Je ne vous demande pas de le déclarer définitif. Qu'est-ce qui est définitif ? Mais ne le déclarez

pas non plus provisoire. Faites Un Gouvernement qui ait en lui les moyens de vivre et de se

continuer, qui ait aussi en lui les moyens de se transformer, si le besoin du pays le demande, de se

transformer, non pas à une date fixe comme le 20 novembre 1880, mais alors que le besoin du pays

le demandera, ni plus tôt ni plus tard. Voilà, messieurs, quel était l'objet de mon amendement. »

M. le président : « Je donne de nouveau lecture de l'amendement de M. Wallon, avec la

modification que M. Wallon y a apportée et qu'il a indiquée à la tribune : Le Président de la

République est élu à la majorité absolue des suffrages par le Sénat et par la Chambre des députés,

réunis en Assemblée nationale. Il est nommé pour sept ans. Il est rééligible. »

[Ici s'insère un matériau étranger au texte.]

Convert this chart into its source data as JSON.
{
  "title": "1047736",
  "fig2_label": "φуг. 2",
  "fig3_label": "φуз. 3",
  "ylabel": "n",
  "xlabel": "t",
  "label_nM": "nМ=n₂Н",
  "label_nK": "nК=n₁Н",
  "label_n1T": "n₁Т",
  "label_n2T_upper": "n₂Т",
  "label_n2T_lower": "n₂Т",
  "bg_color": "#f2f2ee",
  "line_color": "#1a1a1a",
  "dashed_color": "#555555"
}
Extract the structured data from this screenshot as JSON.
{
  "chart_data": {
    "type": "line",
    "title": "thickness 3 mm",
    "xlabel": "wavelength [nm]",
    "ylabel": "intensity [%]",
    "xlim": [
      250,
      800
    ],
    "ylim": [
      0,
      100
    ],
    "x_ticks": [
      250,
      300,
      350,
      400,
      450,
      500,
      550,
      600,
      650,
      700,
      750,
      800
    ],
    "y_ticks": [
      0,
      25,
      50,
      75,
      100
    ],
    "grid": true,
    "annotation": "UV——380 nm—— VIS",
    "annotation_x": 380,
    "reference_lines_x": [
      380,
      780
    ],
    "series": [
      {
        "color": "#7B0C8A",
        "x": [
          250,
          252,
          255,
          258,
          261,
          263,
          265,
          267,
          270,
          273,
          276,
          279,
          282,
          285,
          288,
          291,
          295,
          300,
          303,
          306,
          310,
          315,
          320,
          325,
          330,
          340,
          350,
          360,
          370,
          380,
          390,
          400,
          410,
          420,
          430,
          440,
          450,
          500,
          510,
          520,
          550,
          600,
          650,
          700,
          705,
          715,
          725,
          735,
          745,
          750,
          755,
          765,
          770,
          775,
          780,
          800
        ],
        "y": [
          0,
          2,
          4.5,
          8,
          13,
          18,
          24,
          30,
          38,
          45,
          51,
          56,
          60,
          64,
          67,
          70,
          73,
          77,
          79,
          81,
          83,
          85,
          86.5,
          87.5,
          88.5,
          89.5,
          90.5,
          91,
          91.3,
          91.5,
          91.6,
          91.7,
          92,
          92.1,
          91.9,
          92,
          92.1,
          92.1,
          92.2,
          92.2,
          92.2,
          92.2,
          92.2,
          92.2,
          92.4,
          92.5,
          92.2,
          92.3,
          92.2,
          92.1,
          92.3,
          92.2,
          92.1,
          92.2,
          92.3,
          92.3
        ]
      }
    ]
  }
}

M. le président : « Voici le résultat du dépouillement du scrutin, vérifié par MM. les secrétaires :

Nombre des votants.......... 705

Majorité absolue............... 353

Pour l'adoption............................... 353

Contre........................................... 352

L'Assemblée nationale a adopté. »

b- Décret du 17 février 1871

L'Assemblée nationale, dépositaire de l'autorité souveraine, Considérant qu'il importe, en

attendant qu'il soit statué sur les institutions de la France, de pourvoir immédiatement aux

nécessités du gouvernement et à la conduite des négociations,

Décrète : M. Thiers est nommé chef du pouvoir exécutif de la République française ; il exercera ses

fonctions, sous l'autorité de l'Assemblée nationale, avec le concours des ministres qu'il aura choisis

et qu'il présidera.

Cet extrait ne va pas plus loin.